Reproducible LaTeX builds - compile to a file which always hashes to the same value

Since TeX Live 2016, there are a couple of options to achieve reproducible builds:

pdfTeX

For pdfTeX (version ≥1.40.17), there are three new primitives:

  • \pdfinfoomitdate, which removes the /CreationDate and /ModDate entries in the document info dictionary. By default, these entries would be set to the date when the document was compiled. They could already be modified in older versions of pdfTeX using \pdfinfo{/CreationDate (...)} /ModDate (...)}, but with \pdfinfoomitdate=1, they can be removed completely from the resulting PDF file.
  • \pdftrailerid, which sets the file identifier of the PDF document in the /ID document info entry as described in the PDF specification, section 10.3. By default, it is computed by hashing the current date and time (even if \pdfinfoomitdate=1 is used) and the full path of the output file. By including \pdftrailerid{string} with a fixed string in your document, the hash of this string is used as the identifier instead. Leaving it blank like \pdftrailerid{} completely removes the /ID entry.
  • \pdfsuppressptexinfo controls some additional metadata written to the document: firstly, pdfTeX usually creates an entry PTEX.Fullbanner containing the full version string as seen in the output of pdftex --version. Furthermore, for every PDF image included in your document, some additional metadata is written. Suppressing these entries is not strictly necessary for reproducible builds, but might help if you want to compile the same document on different systems. It can be done by issuing \pdfsuppressptexinfo=-1.

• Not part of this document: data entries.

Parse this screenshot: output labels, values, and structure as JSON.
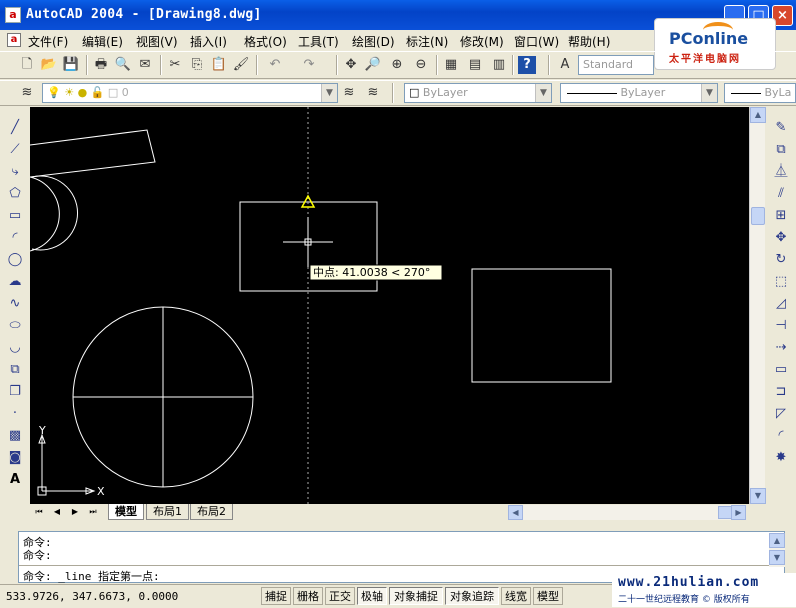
{
  "window": {
    "title": "AutoCAD 2004 - [Drawing8.dwg]",
    "min": "_",
    "max": "□",
    "close": "×"
  },
  "logo": {
    "text": "PConline",
    "sub": "太平洋电脑网"
  },
  "menu": [
    "文件(F)",
    "编辑(E)",
    "视图(V)",
    "插入(I)",
    "格式(O)",
    "工具(T)",
    "绘图(D)",
    "标注(N)",
    "修改(M)",
    "窗口(W)",
    "帮助(H)"
  ],
  "toolbar": {
    "text_style": "Standard"
  },
  "layers": {
    "current_layer": "0",
    "color": "ByLayer",
    "linetype": "ByLayer",
    "lineweight": "ByLa"
  },
  "canvas": {
    "osnap_tooltip": "中点: 41.0038 < 270°",
    "ucs_x": "X",
    "ucs_y": "Y"
  },
  "tabs": [
    "模型",
    "布局1",
    "布局2"
  ],
  "command": {
    "line1": "命令:",
    "line2": "命令:",
    "line3": "命令: _line 指定第一点:"
  },
  "status": {
    "coords": "533.9726, 347.6673, 0.0000",
    "buttons": [
      "捕捉",
      "栅格",
      "正交",
      "极轴",
      "对象捕捉",
      "对象追踪",
      "线宽",
      "模型"
    ]
  },
  "watermark": {
    "url": "www.21hulian.com",
    "note": "二十一世纪远程教育 © 版权所有"
  },
  "colors": {
    "titlebar": "#0a50d8",
    "canvas": "#000000",
    "snap_marker": "#ffff00"
  }
}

TL; DR: So the easiest way to get reproducible PDF output is to use

\documentclass{article}
\pdfinfoomitdate=1
\pdftrailerid{}
\begin{document}
Hello, World!
\end{document}

 

LuaTeX

Since TeX Live 2017, LuaTeX (version ≥1.0.4) also supports these features, albeit with a little different syntax:

  • \pdfvariable suppressoptionalinfo prevents certain metadata do be included in the resulting PDF file, similar to \pdfsuppressptexinfo in pdfTeX, but with more options:

    \pdfvariable suppressoptionalinfo \numexpr
            0
        +   1   % PTEX.FullBanner
        +   2   % PTEX.FileName
        +   4   % PTEX.PageNumber
        +   8   % PTEX.InfoDict
        +  16   % Creator
        +  32   % CreationDate
        +  64   % ModDate
        + 128   % Producer
        + 256   % Trapped
        + 512   % ID
    \relax
    
  • \pdfvariable trailerid lets you specify your own file identifier like \pdftrailerid does, but you have to get the syntax right yourself, so I recommend simply suppressing the ID using the above command instead.

TL; DR: For reproducible builds in LuaLaTeX, use

\documentclass{article}
\pdfvariable suppressoptionalinfo \numexpr32+64+512\relax
\begin{document}
Hello, World!
\end{document}

 

XeTeX

Since TeX Live 2019, XeTeX supports specifying the file identifier:

  • pdf:trailerid is a \special command recognized by dvipdfmx, which is used by XeTeX to produce PDF files. The value format is the same as for the \pdfvariable trailerid in LuaTeX: a raw PDF array of two PDF strings. Both strings must be 16 bytes. The dvipdfmx doc gives an example with literal strings (specified between parentheses). Another example is with a 16-byte hex string (specified between brackets <[…]>) that could be an MD5 hash identifying the document:

    \special{pdf:trailerid [
        <00112233445566778899aabbccddeeff>
        <00112233445566778899aabbccddeeff>
    ]}
    

 

All major engines (pdfTeX, LuaTeX, XeTeX)

As an alternative, pdfTeX, LuaTeX and XeTeX support SOURCE_DATE_EPOCH:

If you set the SOURCE_DATE_EPOCH environment variable to a certain date (in the form of a Unix timestamp, as produced e.g. by the output of date +%s), this date is used instead of the current date. Setting it to a fixed date therefore lets you create reproducible PDF files without any changes to the LaTeX source code. Keep in mind however that the output file name (for pdfTeX and LuaTeX including the full path, for XeTeX only the name itself) is still used to compute the file identifier described above: so if you move or rename your LaTeX document and compile, the resulting PDF document will change.


update there is now (texlive 2016) SOURCE_DATE_EPOCH support in pdftex to address this (see the other answer).

If you modify the source to

\pdfcompresslevel=0
\pdfobjcompresslevel=0
\documentclass{article}
\begin{document}
Hello, World!
\end{document}

And run it twice, you find exactly three lines change

/CreationDate (D:20150222233514Z)
/ModDate (D:20150222233514Z)

/ID [<84943B8BBB033F5EF8FAE4B3E350E35C> <84943B8BBB033F5EF8FAE4B3E350E35C>] >>

So one possibility would be to use a wrapper script that ran pdflatex then blanked out these fields, keeping the byte count the same.